The authors propose a method to improve generative models that simulate protein movements by encouraging them to explore new structures instead of repeating familiar ones. They do this by adding a memory-based bias to the pretrained model, which pushes the model away from previously seen protein shapes. To make sure these new structures still make sense, they use a refinement step that corrects any drift from realistic protein forms. Their tests show this approach increases diversity in generated data and finds important protein states much faster than the original models.

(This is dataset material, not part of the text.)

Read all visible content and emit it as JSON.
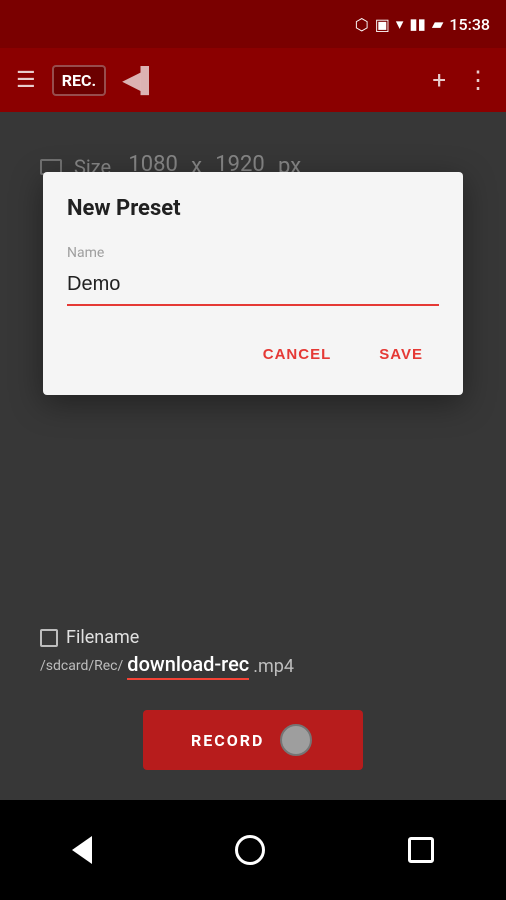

protein dynamicsgenerative emulatormolecular dynamicsenhanced samplingscore-based modelingreverse-time samplingdata manifoldzero-shot learningprotein foldinglow-energy states
Authors
Kaihui Cheng, Zhiqiang Cai, Wenkai Xiang, Zhihang Hu, Siyu Zhu, Tzuhsiung Yang, Yuan Qi
Abstract
Generative emulators of protein dynamics produce plausible trajectories at a fraction of the cost of molecular dynamics, but they inherit their training distribution and tend to revisit known states rather than reach rare ones under long-horizon extrapolation. Inspired by classical enhanced sampling, we introduce an implicit, history-dependent bias in the generative space of a pretrained emulator. Specifically, a history-aware score estimator augments the frozen emulator with a distance-weighted bias that steers reverse-time sampling away from previously generated structures, regularized by an environment-support term. To preserve structural validity at long horizons, a score-based refinement step re-projects drifted samples onto the data manifold using the frozen emulator. Our experiments demonstrate that the method (i) raises diversity by $35\%$ on DynamicPDB-80; (ii) on $12$ zero-shot Fast-Folding proteins, the learned bias alone reaches the unbiased emulator's coverage up to ${\sim}15\times$ faster, and pairing it with refinement reaches the coverage up to ${\sim}37\times$ faster while covering ${\sim}3\times$ as many low-energy states. Code will be released soon.